Summary: How Jesus responded to those who were unclean teaches us a couple of lessons.


If I were to ask those of you who are mothers, do you like for your children to come up and give you a big hug, I suspect you would say, “Of course!” But, let me ask you, are you always anxious and willing to have your beloved child run up to you and put their arms around you?

Most of you know that our son Josh is working at Makoto’s. Sometimes he clears the tables, sometimes he washes the dishes, sometimes he helps prepare the food. But, no matter what he does, he always seem to come home smelling like shrimp and covered in grease. It’s not uncommon for him to come in the door, walk toward Sueanne with his arms open and say, “I love you, Mom. Give me a hug!”

And invariably, she will say, “Get away from me! Don’t touch me! Go get cleaned up and then you can hug me.” She doesn’t like to touch that which is unclean.

Now that’s not always the case. Mothers don’t always shy away from dirty children. Imagine this: You hear the distressed cry of your child and look up: Your 2-year-old son has tripped out in the yard, he’s skinned his knees and he’s covered in mud. And now he comes running toward you, tears streaming through the dirt. He’s got mud on his clothes, his face, his hands, he’s got blood dripping down his leg.

What do you mothers do? Do you say, "Don’t come near me!" Do you say, "You made your mess -- now go clean it up!" Now to an older, responsible child, you might say that. But not to a young child, one who can’t clean himself. No, you take him in your arms, not concerned a bit that you’re getting your own clothes dirty. You comfort him, then gently clean off all the dirt and the blood. You love him, you clean him, and you comfort him.

That child comes to you, in effect saying through his tears: "I’m a mess. I can’t clean myself. If you’re willing, you can make me clean." And you’re always willing.

Today we want to see how Jesus responded in exactly this way to a leper -- for a Jew, the ultimate in uncleanness. And this incident will leave us with a couple of lessons -- one that has to do with how we ought to treat those around us that are in less than desirable circumstances. The other lesson has to do with the realization that Jesus is willing to cleanse us, just as he did the leper, when we humbly come to him.

The story begins in Mark 1:40. It simply says, “Now a leper came to him…”
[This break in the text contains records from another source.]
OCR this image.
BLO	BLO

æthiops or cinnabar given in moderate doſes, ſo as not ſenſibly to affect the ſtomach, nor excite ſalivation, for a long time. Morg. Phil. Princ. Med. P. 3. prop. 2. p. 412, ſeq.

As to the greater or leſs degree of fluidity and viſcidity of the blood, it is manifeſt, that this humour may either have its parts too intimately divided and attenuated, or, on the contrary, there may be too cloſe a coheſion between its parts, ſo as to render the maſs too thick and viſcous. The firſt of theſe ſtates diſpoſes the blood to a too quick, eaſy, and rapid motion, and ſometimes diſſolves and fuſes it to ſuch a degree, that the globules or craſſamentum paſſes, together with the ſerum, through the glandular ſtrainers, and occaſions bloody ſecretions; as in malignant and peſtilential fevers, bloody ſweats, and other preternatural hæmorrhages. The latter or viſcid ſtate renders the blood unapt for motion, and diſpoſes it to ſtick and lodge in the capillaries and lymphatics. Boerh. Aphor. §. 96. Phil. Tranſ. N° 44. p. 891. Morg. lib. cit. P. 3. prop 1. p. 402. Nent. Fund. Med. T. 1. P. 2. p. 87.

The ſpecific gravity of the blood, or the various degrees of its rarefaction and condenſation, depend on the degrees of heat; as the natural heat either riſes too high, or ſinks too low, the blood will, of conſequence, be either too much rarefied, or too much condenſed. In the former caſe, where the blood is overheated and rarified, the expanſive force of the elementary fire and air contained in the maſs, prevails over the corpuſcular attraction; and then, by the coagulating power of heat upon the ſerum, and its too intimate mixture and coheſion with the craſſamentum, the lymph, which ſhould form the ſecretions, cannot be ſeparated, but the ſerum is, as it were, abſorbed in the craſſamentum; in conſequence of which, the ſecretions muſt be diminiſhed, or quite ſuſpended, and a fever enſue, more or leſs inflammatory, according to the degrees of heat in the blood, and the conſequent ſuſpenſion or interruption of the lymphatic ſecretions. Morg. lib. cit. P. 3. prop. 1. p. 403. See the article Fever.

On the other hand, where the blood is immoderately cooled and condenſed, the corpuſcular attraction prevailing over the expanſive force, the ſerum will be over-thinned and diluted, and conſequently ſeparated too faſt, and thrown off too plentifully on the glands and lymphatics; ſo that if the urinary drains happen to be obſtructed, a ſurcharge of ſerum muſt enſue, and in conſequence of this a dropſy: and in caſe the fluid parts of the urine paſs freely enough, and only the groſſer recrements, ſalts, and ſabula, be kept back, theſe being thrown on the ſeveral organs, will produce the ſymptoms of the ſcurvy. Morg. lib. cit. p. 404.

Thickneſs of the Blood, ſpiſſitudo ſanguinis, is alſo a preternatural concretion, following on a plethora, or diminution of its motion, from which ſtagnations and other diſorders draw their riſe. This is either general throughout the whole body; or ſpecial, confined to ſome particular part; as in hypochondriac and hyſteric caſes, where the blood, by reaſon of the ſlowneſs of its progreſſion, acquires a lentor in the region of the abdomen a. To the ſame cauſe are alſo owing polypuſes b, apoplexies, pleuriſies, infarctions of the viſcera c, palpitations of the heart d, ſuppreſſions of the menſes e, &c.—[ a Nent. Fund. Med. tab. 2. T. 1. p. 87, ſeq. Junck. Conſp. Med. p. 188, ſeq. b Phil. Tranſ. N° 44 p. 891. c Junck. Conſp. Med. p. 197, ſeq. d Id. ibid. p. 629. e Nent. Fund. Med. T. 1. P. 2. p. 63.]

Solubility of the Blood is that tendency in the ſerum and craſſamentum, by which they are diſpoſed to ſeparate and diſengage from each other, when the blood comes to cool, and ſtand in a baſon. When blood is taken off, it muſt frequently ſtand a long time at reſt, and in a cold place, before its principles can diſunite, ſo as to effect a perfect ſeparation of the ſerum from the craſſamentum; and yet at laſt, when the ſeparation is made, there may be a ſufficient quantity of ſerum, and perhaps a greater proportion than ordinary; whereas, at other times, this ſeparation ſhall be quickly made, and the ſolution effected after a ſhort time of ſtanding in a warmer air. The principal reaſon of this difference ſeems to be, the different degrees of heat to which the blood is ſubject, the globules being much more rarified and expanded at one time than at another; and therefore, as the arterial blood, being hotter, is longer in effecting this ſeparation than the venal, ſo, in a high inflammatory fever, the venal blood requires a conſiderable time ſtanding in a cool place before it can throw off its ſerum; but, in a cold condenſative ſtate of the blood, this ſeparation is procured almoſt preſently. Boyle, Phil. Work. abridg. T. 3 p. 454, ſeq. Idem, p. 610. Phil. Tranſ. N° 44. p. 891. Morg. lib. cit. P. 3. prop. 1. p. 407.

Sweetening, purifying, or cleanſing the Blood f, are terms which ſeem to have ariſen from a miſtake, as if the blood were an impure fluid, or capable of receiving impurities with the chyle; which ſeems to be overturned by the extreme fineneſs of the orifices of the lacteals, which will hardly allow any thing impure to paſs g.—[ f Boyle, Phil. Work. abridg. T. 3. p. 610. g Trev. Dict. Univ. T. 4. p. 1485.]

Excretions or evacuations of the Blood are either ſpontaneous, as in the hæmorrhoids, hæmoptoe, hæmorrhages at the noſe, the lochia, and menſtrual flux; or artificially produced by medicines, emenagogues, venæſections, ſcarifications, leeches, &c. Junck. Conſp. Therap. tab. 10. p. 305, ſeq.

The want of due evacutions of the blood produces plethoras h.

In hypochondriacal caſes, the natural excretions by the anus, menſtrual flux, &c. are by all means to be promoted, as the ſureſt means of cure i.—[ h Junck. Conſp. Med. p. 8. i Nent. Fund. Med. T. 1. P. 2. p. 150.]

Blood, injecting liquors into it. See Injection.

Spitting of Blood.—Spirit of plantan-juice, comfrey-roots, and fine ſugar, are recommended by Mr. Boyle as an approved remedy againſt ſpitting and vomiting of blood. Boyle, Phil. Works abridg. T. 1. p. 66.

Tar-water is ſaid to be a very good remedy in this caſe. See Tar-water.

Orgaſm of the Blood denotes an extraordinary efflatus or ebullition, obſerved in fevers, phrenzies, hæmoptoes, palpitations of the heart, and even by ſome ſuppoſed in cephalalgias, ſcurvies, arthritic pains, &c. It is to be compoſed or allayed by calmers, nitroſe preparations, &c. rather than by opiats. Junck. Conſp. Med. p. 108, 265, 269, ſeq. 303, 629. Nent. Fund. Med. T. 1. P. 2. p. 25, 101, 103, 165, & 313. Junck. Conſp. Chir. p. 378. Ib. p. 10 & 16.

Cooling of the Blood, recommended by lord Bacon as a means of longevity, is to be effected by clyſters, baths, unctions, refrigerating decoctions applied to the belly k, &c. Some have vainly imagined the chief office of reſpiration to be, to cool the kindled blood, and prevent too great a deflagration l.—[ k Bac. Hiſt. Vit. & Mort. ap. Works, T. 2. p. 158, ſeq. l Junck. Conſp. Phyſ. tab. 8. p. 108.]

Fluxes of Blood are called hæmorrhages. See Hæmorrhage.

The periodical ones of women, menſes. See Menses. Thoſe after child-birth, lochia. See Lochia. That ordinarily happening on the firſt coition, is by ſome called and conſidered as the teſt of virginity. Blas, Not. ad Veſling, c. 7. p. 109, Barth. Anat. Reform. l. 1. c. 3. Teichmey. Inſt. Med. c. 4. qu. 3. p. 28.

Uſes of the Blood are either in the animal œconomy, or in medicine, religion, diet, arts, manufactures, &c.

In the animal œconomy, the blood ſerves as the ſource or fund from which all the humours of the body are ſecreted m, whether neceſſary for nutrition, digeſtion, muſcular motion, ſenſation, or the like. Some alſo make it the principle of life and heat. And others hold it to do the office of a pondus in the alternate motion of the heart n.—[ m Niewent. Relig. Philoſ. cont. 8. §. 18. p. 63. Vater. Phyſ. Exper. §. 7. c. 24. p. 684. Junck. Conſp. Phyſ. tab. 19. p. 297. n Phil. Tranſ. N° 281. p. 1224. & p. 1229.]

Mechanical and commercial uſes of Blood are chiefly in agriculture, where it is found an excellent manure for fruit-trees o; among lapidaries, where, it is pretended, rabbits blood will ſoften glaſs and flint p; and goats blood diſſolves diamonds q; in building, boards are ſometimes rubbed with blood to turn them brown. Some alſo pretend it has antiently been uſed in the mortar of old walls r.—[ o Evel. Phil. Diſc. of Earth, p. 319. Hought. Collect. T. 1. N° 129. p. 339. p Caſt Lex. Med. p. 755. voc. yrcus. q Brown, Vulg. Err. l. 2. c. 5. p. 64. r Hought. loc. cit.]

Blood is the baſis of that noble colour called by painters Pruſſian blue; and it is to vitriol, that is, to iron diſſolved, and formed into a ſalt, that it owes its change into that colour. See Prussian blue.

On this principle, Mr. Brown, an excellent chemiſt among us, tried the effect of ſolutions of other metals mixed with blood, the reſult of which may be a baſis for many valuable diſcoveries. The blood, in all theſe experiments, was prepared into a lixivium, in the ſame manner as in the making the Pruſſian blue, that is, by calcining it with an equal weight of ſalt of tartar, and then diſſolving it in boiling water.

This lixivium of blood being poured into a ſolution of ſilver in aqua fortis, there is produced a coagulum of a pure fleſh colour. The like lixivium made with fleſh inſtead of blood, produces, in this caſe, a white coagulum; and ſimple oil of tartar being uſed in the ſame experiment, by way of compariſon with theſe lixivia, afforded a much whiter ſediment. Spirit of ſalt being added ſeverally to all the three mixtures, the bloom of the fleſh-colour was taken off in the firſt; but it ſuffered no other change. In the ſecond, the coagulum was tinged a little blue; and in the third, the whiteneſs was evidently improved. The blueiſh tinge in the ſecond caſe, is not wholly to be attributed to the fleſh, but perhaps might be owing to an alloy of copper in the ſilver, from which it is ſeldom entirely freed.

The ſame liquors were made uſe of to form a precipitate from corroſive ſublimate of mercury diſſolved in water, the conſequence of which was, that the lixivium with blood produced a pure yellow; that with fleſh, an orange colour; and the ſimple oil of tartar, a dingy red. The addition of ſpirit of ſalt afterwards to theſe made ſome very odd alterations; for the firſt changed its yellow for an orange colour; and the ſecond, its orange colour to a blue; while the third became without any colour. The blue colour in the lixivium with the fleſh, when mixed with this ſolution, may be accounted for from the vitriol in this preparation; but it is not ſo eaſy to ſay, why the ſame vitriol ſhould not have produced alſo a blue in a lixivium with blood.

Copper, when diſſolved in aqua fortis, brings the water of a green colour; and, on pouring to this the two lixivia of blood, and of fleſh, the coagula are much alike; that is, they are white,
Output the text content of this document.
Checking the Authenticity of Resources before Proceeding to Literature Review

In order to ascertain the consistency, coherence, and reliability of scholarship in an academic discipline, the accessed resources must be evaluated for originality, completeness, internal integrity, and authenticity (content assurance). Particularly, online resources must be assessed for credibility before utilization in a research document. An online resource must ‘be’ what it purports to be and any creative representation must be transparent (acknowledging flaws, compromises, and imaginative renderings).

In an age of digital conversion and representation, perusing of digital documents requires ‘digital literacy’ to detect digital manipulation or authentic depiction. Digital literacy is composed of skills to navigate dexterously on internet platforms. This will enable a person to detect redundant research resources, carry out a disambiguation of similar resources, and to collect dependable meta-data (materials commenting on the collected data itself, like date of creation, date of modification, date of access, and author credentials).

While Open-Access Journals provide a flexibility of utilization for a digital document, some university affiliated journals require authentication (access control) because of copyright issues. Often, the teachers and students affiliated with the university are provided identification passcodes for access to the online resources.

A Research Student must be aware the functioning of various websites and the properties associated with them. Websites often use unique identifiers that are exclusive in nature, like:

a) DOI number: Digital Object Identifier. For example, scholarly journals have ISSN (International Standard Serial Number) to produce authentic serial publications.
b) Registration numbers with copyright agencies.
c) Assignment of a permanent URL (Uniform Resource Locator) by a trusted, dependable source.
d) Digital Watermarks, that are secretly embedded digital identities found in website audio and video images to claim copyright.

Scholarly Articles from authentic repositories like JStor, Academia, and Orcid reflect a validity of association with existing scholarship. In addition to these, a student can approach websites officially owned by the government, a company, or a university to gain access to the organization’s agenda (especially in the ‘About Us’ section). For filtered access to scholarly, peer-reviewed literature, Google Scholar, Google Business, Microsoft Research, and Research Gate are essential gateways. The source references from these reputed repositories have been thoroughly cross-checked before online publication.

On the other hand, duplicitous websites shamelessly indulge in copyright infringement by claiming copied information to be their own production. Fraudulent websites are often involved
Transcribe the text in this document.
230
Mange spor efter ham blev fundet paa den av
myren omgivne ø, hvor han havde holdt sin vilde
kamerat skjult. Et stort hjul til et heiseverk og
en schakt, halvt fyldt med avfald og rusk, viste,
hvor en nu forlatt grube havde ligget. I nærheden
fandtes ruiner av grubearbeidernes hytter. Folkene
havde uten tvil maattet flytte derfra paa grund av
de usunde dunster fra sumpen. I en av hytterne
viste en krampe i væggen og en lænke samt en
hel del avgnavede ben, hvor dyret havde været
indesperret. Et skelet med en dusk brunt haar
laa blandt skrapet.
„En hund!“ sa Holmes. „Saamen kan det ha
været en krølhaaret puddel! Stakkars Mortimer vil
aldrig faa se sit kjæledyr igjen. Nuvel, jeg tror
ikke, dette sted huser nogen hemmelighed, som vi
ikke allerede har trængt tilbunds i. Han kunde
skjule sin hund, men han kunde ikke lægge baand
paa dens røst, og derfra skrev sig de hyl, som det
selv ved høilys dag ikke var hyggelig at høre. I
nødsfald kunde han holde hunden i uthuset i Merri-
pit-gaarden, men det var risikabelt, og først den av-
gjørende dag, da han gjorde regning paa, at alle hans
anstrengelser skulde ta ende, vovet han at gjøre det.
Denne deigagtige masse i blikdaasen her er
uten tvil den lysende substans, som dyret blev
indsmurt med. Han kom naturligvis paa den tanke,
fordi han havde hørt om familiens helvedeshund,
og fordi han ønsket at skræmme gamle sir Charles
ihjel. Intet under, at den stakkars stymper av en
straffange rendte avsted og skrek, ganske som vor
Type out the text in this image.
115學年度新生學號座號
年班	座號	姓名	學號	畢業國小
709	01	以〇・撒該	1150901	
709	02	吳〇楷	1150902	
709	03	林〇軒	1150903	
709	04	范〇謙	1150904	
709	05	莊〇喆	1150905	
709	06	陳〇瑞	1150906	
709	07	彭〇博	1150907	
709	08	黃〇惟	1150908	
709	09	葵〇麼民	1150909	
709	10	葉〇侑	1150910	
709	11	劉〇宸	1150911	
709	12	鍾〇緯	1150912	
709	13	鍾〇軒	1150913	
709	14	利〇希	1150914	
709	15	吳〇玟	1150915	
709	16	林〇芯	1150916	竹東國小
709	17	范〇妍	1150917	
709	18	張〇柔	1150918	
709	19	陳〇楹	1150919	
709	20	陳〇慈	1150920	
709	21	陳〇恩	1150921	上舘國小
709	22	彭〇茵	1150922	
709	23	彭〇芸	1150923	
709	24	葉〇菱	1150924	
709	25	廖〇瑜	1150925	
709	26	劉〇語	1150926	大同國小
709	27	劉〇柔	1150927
Here was a man who had leprosy. Now in the Bible, in both the Old and New Testaments, the word “leprosy” is a broad term which includes a wide range of skin diseases. The very worst of those diseases was what we know as leprosy today, a condition which is also called “Hanson’s Disease”. We don’t know how severe the problem of this particular leper was, but let’s assume he had modern leprosy.

It’s a horrible disease. It begins with little specks on the eyelids and on the palms of the hands. Then it spreads over the body. It bleaches the hair white. It covers the skin with scales and oozing sores.

But that’s just what happens on the surface. Down under the skin, leprosy eats its way through the nerves. And soon the victim loses all sense of touch and pain, initially in the fingers and toes, then spreading up the arms and legs. So, a leper can’t feel anything. That may not sound so bad. The last time you stubbed your toe when you trip over a chair on your way back to bed, you probably wished that you didn’t feel anything. Or the last time you hit your thumb with a hammer or burned yourself on a hot pot. But what sounds like it might be nice is absolutely horrible. Because without the sense of touch, a person with leprosy eventually damages his toes, fingers, and feet. He will bump into objects, cut himself, get infections -- and not even notice.

Dr Paul Brand is a missionary who has conducted a great deal of research on the disease. He explains that in a leper colony in India, many of the lepers were missing fingers and toes. A lot of them seemed to lose them at night, for no apparent reason, they just disappeared. When someone finally stayed up all night to watch and see what happened, they found that rats were chewing off their fingers and toes at night -- but the victims didn’t wake up, because they didn’t feel anything.

So as leprosy advances, a leper doesn’t even look human. No fingers. No toes. Many of them blind. Ulcerated growth all over their face. Nobody wants to get near them, nobody wants to touch them. A leper becomes utterly repulsive -- both to himself and to others.